I think it does detect that there is an existing certificate, based on the following log, but then somehow goes ahead and regenerates them anyways?

traefik    | 2024-04-21T09:41:07Z DBG github.com/traefik/traefik/v3/pkg/provider/acme/provider.go:851 > Looking for provided certificate(s) to validate ["some.server.url"]... ACME CA=https://acme-v02.api.letsencrypt.org/directory acmeCA=https://acme-v02.api.letsencrypt.org/directory providerName=letsencrypt.acme routerName=portainer@file rule=Host(`some.server.url`)
traefik    | 2024-04-21T09:41:07Z DBG github.com/traefik/traefik/v3/pkg/provider/acme/provider.go:895 > No ACME certificate generation required for domains ACME CA=https://acme-v02.api.letsencrypt.org/directory acmeCA=https://acme-v02.api.letsencrypt.org/directory domains=["some.server.url"] providerName=letsencrypt.acme routerName=portainer@file rule=Host(`some.server.url`)
traefik    | 2024-04-21T09:41:12Z DBG github.com/traefik/traefik/v3/pkg/provider/acme/provider.go:251 > Building ACME client... providerName=letsencrypt.acme
traefik    | 2024-04-21T09:41:12Z DBG github.com/traefik/traefik/v3/pkg/provider/acme/provider.go:257 > https://acme-v02.api.letsencrypt.org/directory providerName=letsencrypt.acme
traefik    | 2024-04-21T09:41:12Z INF github.com/traefik/traefik/v3/pkg/provider/acme/provider.go:371 > Register... providerName=letsencrypt.acme
traefik    | 2024-04-21T09:41:12Z DBG github.com/go-acme/lego/v4@v4.16.1/log/logger.go:48 > [INFO] acme: Registering account for email@id.com lib=lego
traefik    | 2024-04-21T09:41:12Z DBG github.com/traefik/traefik/v3/pkg/provider/acme/provider.go:322 > Using HTTP Challenge provider. providerName=letsencrypt.acme
traefik    | 2024-04-21T09:41:12Z DBG github.com/go-acme/lego/v4@v4.16.1/log/logger.go:48 > [INFO] [some.server.url] acme: Obtaining bundled SAN certificate lib=lego
traefik    | 2024-04-21T09:41:12Z ERR github.com/traefik/traefik/v3/pkg/provider/acme/provider.go:396 > Unable to obtain ACME certificate for domains error="unable to generate a certificate for the domains [some.server.url]: acme: error: 429 :: POST :: https://acme-v02.api.letsencrypt.org/acme/new-order :: urn:ietf:params:acme:error:rateLimited :: Error creating new order :: too many certificates (5) already issued for this exact set of domains in the last 168 hours: some.server.url, retry after 2024-04-22T18:09:28Z: see https://letsencrypt.org/docs/duplicate-certificate-limit/" ACME CA=https://acme-v02.api.letsencrypt.org/directory acmeCA=https://acme-v02.api.letsencrypt.org/directory domains=["some.server.url"] providerName=letsencrypt.acme routerName=portainer@file rule=Host(`some.server.url`)

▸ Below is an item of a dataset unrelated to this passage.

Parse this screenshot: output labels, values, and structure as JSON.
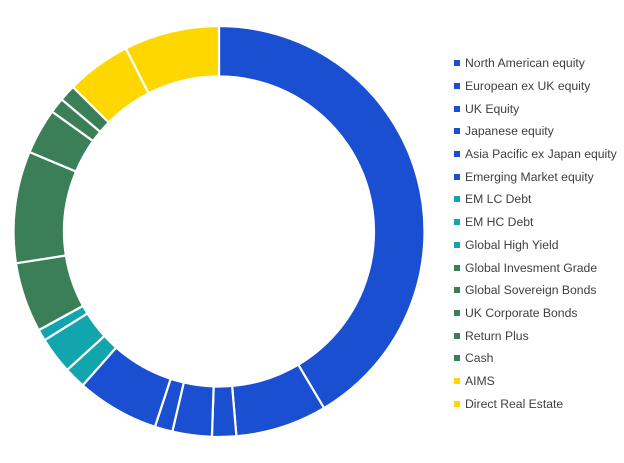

After a few restarts, I've managed to hit the rate limit for letsencrypt. (My bad on this, should have used the test url).

In my traefik.yaml, I've defined certificates as:

certificatesResolvers:
  letsencrypt:
    acme:
      email: email@id.com
      storage: /letsencrypt/acme.json
      httpChallenge:
        entryPoint: web

Can someone please help in solving this? I don't want to generate certificates on every restart if it already exists.

Thank you!

2

Best practice is to place acme.json file in a bind mount or volume, see simple Traefik example.